Minimum cycle and homology bases of surface-embedded graphs

Glencora Borradaile, Erin Wolf Chambers, Kyle Fox, Amir Nayyeri

Abstract


We study the problems of finding a minimum cycle basis (a minimum-weight set of cycles that form a basis for the cycle space) and a minimum homology basis (a minimum-weight set of cycles that generates the 1-dimensional $(\mathbb{Z}_2)$-homology classes) of an undirected graph cellularly embedded on a surface.

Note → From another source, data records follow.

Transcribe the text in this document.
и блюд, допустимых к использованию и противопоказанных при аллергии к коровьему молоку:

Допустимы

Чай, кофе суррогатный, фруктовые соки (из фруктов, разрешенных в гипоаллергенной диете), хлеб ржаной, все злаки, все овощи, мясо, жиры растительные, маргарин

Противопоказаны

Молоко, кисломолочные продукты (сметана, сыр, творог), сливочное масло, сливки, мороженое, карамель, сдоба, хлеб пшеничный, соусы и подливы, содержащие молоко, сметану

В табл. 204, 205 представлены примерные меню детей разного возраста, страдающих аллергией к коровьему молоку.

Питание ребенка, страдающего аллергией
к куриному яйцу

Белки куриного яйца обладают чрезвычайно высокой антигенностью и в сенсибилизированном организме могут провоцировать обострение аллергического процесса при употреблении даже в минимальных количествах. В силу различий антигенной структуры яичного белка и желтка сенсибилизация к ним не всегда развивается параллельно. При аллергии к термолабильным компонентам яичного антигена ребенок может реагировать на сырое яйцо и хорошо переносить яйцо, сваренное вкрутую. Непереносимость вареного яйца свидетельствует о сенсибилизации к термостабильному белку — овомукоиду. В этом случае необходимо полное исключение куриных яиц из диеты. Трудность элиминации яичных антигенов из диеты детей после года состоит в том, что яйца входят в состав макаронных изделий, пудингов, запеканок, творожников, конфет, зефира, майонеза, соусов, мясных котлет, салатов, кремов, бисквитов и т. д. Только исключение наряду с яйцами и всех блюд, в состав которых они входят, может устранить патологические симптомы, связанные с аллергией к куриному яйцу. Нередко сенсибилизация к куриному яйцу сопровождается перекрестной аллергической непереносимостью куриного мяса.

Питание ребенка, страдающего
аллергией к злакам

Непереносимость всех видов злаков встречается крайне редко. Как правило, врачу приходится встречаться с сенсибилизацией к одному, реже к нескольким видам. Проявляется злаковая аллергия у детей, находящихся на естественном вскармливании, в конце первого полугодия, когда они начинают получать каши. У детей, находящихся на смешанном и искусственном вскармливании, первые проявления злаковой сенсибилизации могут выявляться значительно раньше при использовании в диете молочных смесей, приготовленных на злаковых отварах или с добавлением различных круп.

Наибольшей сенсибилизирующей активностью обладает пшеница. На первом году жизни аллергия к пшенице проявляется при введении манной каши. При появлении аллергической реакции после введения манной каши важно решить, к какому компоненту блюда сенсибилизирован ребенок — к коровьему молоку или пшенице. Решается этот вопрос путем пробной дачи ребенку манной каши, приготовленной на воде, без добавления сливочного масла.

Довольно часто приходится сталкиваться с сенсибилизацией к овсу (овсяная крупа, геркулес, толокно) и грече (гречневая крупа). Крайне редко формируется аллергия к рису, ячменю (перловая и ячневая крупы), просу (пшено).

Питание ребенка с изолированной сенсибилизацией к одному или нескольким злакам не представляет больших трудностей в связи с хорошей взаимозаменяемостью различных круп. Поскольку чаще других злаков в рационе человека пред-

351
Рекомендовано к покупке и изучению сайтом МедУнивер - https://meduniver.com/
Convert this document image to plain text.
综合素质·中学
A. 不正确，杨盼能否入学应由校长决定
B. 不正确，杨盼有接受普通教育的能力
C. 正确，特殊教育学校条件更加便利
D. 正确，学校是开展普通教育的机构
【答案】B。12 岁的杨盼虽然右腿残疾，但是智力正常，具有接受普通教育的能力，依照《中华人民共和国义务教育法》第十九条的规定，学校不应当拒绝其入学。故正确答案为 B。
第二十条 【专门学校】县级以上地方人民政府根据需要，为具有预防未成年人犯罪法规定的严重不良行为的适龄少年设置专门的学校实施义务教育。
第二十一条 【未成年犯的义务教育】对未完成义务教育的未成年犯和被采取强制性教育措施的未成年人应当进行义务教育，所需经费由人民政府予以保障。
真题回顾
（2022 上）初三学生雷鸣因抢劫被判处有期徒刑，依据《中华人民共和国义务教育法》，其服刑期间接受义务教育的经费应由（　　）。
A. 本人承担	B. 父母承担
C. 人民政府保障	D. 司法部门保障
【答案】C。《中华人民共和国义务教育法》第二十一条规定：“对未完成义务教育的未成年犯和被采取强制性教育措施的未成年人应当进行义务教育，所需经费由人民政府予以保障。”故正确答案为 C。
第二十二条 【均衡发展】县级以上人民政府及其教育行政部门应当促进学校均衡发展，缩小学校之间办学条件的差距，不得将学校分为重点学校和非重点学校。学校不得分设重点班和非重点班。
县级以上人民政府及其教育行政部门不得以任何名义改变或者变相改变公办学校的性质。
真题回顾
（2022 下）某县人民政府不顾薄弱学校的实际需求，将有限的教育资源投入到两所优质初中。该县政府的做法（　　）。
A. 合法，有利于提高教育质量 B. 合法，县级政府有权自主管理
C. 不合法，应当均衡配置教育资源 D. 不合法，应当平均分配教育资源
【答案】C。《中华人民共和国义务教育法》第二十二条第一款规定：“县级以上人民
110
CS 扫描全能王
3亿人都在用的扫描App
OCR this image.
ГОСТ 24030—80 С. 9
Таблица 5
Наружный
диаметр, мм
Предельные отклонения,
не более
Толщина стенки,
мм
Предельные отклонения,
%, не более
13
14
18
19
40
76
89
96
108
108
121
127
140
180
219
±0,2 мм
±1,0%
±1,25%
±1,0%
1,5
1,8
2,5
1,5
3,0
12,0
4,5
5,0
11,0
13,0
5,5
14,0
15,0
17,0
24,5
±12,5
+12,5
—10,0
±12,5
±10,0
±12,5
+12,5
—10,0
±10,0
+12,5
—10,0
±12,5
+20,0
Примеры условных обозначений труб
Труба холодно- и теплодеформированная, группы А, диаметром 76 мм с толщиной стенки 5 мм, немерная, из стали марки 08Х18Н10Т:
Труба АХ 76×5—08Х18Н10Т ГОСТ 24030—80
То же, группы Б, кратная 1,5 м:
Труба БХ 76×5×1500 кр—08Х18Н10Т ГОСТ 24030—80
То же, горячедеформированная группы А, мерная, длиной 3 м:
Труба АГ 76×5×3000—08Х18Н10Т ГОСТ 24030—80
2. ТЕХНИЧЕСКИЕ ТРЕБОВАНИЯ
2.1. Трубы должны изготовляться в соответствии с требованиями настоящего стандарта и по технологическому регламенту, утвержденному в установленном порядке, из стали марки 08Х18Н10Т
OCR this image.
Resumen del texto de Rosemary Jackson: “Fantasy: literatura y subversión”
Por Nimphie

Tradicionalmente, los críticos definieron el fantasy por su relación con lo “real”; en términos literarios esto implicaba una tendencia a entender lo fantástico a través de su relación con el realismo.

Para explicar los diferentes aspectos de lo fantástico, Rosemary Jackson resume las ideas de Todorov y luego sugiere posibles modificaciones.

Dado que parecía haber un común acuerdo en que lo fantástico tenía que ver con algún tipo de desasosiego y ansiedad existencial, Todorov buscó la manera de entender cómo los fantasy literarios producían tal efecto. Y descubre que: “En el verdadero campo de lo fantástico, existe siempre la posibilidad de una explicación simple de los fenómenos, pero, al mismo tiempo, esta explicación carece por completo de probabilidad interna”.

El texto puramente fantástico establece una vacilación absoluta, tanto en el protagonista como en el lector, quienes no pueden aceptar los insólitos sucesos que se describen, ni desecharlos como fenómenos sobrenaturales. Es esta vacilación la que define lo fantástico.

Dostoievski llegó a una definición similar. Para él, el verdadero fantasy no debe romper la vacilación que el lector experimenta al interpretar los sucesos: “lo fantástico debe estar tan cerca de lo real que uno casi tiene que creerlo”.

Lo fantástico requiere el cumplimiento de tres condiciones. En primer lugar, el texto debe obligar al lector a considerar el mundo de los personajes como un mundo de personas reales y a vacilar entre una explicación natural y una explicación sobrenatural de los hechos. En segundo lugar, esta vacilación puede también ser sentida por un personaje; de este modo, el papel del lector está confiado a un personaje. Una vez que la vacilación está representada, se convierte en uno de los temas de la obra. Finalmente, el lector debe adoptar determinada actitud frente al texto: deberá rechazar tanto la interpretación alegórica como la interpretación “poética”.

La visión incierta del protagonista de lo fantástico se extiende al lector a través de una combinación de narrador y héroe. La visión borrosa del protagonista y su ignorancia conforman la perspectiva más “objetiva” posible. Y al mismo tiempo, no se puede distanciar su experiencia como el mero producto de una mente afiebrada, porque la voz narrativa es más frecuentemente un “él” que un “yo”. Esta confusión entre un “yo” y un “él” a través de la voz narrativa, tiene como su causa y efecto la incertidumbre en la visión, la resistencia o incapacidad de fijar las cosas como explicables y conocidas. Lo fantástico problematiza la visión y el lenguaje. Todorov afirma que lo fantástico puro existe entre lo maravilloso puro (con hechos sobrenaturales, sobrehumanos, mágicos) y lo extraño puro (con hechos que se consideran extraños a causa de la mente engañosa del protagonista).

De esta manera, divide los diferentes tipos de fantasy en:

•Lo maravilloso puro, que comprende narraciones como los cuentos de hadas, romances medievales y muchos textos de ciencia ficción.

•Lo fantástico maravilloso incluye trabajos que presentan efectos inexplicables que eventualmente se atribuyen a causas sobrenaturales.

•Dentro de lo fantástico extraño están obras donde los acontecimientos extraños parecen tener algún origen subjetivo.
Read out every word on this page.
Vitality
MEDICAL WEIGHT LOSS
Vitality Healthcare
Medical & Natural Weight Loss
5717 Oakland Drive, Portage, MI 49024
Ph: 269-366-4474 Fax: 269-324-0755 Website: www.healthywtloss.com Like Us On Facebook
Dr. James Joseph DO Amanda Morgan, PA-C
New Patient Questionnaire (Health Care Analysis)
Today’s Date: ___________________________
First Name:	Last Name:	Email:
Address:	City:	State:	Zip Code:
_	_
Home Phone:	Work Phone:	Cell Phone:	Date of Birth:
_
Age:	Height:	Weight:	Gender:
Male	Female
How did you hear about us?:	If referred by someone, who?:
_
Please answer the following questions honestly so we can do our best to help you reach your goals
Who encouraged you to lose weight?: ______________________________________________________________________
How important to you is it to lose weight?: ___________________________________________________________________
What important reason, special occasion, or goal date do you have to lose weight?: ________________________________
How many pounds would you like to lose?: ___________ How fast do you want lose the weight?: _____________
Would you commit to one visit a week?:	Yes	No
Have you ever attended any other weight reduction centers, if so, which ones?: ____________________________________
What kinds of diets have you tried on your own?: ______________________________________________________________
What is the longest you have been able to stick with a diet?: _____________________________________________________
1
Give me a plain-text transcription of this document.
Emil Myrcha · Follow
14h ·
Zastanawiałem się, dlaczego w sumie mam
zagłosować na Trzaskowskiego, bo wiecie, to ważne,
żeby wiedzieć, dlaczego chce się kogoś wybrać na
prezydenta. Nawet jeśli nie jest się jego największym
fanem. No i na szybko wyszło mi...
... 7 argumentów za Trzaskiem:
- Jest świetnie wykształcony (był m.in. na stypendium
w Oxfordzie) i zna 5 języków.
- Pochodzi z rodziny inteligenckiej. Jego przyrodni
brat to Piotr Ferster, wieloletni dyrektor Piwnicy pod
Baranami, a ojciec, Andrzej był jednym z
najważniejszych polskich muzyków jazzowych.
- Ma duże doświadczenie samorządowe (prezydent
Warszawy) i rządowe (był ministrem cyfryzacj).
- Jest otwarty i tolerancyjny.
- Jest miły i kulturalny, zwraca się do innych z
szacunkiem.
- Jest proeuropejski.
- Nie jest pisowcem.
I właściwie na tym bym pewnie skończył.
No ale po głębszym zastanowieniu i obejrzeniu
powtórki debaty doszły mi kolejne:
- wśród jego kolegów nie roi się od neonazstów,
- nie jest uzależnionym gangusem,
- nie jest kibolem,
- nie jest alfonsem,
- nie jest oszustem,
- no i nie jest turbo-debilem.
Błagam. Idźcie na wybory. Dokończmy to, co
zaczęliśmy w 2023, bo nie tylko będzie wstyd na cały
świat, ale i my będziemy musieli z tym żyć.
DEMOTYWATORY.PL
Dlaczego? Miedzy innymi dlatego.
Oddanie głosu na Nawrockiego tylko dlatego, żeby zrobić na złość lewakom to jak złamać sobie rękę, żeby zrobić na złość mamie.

The problems are closely related, because the minimum cycle basis of a graph contains its minimum homology basis, and the minimum homology basis of the 1-skeleton of any graph is exactly its minimum cycle basis.

For the minimum cycle basis problem, we give a deterministic $O(n^ω + 2^{2g} n^2 + m)$-time algorithm for graphs cellularly embedded on an orientable surface of genus $g$. Prior to this work, the best known algorithms for surface-embedded graphs were those for general graphs: an $O(m^ω)$-time Monte Carlo algorithm and a deterministic $O(nm^2/\log n + n^2m)$-time algorithm.

For the minimum homology basis problem, we give a deterministic $O((g + b)^3n\log n + m)$-time algorithm for graphs cellularly embedded on an orientable or non-orientable surface of genus $g$ with $b$ boundary components, improving on existing algorithms for many values of $g$ and $n$. The algorithm assumes that shortest paths are unique; this assumption can be avoided by either using random perturbations of the edge weights guaranteeing a high probability of success or by deterministic means at a cost of an $O(\log n)$ factor increase in running time.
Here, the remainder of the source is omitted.